Black Swan was the first major black-owned record company. It managed to remain in operation for just a couple of years, but its influence was wide-ranging and long-lived.

Black Swan was founded by one Harry H. Pace, a banking and insurance worker and disciple of W. E. B. Du Bois, who had previously paired with W. C. Handy in forming the Pace & Handy Music Company, a music publishing concern.

Nine years later, Pace made history when he parted with Handy and started Black Swan Records. Many of the established labels at the time would not record African-American performers, but Pace was not satisfied with merely rectifying that injustice, he set out to demonstrate the breadth of the talent in the African-American community, to, as Pollak writes in the Times, “challenge white stereotypes by recording not just comic and blues songs, but also sacred and operatic music and serious ballads.”

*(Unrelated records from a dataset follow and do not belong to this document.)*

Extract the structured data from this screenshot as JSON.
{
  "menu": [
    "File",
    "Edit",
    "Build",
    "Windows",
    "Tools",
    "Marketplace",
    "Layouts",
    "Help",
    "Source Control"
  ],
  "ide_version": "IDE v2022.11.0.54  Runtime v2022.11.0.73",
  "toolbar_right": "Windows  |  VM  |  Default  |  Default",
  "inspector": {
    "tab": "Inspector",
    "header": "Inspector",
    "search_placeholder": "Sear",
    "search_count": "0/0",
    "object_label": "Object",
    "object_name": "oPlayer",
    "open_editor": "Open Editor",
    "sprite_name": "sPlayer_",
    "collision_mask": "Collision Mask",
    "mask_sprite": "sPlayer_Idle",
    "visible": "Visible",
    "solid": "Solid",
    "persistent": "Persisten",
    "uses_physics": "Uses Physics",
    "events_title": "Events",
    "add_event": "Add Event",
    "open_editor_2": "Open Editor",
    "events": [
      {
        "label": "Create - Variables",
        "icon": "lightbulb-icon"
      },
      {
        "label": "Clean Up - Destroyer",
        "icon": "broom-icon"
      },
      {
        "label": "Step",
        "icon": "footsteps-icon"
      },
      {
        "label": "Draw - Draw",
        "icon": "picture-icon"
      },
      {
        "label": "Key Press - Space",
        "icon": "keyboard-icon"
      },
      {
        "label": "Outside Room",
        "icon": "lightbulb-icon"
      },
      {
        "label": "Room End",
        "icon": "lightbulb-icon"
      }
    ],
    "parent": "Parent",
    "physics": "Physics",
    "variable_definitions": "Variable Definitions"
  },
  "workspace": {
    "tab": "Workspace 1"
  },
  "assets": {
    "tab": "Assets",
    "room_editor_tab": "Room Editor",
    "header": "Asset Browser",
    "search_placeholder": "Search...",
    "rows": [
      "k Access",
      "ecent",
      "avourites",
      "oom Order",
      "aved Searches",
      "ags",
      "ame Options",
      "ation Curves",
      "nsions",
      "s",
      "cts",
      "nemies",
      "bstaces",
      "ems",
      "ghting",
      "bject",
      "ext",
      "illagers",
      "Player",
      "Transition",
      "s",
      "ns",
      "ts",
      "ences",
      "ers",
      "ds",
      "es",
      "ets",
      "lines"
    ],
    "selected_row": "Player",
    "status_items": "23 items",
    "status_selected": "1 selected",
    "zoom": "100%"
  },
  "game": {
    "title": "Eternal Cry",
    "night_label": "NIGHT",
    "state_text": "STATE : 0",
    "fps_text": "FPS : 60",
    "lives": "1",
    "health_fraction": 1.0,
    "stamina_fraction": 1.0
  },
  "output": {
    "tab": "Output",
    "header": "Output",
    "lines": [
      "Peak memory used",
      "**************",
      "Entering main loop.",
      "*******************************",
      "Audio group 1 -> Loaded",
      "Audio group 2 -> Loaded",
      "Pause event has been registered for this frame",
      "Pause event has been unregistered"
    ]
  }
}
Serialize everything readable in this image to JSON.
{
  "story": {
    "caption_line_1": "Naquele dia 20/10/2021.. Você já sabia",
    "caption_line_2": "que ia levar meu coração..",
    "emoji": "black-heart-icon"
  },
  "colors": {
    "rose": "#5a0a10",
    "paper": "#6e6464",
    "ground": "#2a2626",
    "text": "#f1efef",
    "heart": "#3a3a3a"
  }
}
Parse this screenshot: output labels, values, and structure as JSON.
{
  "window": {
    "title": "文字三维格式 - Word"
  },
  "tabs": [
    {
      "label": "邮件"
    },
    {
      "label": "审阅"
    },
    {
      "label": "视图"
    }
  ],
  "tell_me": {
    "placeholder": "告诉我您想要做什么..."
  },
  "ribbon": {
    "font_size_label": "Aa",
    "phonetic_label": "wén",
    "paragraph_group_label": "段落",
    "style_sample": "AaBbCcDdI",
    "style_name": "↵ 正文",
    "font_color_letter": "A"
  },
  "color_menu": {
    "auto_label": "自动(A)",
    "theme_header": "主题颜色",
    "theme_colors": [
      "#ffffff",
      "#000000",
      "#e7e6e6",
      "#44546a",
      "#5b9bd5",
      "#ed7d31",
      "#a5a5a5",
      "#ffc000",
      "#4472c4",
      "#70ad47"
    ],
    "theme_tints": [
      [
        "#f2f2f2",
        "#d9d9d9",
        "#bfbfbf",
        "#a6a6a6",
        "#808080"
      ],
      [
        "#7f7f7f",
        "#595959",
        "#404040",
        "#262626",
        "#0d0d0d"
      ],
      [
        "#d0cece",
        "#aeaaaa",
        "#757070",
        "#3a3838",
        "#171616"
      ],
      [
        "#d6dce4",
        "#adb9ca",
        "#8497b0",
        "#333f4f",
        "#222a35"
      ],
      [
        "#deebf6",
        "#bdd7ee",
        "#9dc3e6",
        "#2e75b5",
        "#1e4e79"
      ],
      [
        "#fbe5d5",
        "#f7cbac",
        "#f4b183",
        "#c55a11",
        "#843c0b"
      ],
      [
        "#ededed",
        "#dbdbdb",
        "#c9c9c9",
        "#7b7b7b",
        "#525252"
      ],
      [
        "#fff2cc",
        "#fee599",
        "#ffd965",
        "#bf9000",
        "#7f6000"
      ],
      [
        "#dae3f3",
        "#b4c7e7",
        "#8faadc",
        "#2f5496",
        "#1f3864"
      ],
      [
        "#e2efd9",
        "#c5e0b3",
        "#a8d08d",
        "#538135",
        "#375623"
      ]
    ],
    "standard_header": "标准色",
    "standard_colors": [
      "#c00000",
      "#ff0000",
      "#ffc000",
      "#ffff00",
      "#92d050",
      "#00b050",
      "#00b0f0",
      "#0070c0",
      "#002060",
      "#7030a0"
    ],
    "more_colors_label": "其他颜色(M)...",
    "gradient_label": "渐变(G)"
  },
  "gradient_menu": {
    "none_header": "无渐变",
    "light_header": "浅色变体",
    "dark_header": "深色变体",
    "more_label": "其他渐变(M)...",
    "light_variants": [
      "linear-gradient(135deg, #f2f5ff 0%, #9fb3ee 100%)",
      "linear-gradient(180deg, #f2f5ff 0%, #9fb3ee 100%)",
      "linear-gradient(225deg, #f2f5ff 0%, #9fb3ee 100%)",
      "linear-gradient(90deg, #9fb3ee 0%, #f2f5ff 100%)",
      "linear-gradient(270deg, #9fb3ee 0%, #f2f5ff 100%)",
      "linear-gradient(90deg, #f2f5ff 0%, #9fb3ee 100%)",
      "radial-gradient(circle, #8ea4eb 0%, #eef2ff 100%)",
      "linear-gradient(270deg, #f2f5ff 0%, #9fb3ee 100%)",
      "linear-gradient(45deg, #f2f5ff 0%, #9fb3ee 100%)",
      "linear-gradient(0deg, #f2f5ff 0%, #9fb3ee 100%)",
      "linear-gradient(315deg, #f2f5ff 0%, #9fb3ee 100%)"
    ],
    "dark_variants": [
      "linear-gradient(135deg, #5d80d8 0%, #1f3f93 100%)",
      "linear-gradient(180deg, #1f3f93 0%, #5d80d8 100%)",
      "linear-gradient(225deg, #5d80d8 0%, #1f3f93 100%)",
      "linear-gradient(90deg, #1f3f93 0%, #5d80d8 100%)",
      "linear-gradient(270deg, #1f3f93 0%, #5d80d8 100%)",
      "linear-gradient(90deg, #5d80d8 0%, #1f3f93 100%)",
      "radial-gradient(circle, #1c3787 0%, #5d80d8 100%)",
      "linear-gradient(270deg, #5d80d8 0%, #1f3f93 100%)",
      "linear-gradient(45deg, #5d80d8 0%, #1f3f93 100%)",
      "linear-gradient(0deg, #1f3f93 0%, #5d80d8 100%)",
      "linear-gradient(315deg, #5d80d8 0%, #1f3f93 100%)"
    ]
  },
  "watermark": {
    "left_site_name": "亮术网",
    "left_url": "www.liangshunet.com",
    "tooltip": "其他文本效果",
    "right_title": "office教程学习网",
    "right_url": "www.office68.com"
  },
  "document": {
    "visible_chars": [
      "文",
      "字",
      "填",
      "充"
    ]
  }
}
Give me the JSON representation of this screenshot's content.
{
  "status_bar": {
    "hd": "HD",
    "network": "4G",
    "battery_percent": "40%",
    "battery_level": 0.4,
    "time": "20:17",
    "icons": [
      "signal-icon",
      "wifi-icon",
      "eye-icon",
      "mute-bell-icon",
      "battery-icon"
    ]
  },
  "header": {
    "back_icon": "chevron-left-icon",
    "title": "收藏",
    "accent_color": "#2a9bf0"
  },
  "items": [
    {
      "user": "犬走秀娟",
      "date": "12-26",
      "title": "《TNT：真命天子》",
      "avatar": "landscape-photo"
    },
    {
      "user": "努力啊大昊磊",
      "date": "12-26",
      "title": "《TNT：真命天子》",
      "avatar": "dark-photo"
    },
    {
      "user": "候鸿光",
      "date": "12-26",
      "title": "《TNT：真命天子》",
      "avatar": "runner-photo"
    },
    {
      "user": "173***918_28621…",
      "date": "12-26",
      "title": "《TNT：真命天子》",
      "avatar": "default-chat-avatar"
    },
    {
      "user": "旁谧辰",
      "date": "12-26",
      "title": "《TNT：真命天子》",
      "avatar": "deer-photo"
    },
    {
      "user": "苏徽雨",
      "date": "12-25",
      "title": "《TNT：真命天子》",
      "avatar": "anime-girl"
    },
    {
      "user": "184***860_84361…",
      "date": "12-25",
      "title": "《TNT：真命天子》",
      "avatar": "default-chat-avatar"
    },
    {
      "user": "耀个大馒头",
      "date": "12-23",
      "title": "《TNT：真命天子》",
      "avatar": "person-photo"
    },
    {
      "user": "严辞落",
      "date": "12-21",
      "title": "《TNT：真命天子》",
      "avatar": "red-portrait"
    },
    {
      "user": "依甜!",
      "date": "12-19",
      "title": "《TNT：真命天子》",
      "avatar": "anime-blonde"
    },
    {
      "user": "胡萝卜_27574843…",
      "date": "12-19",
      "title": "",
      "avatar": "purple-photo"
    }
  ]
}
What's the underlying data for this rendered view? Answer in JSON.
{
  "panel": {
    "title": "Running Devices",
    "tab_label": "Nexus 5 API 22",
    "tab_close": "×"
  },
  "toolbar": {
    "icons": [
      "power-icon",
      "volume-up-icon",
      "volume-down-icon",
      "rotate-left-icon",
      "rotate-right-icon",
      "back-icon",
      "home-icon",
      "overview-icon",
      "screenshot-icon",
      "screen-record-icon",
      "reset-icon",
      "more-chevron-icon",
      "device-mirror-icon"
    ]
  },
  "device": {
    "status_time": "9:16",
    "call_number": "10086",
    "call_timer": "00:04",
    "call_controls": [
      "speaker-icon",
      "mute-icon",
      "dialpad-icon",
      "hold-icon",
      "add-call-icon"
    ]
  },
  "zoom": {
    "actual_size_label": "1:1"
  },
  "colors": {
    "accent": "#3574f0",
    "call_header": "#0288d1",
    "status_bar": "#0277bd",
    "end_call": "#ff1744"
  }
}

Black Swan would have achieved a certain degree of importance if only because the great Fletcher Henderson played piano on many of the label’s early recordings, but Black Swan rose to greater heights in signing Ethel Waters. Her blues recordings made a splash, and a vaudeville tour featuring Black Swan artists managed to make the label what Pollak terms “a national one.”

But Black Swan’s success led more established labels to realize what they’d been missing in not recording black artists, and in an effort to elevate the nation’s image of African-American performers, the label opted not to sign blues singer Bessie Smith to a contract.

That was a costly mistake.

The label did introduce the likes of Waters, Henderson, Trixie Smith and Alberta Hunter, but after only two years, it was relegated to the dustbin of American music history. But during its brief existence, it had, as Pollak notes, awakened the music business, an impact that is still being felt today and for which we are all the richer.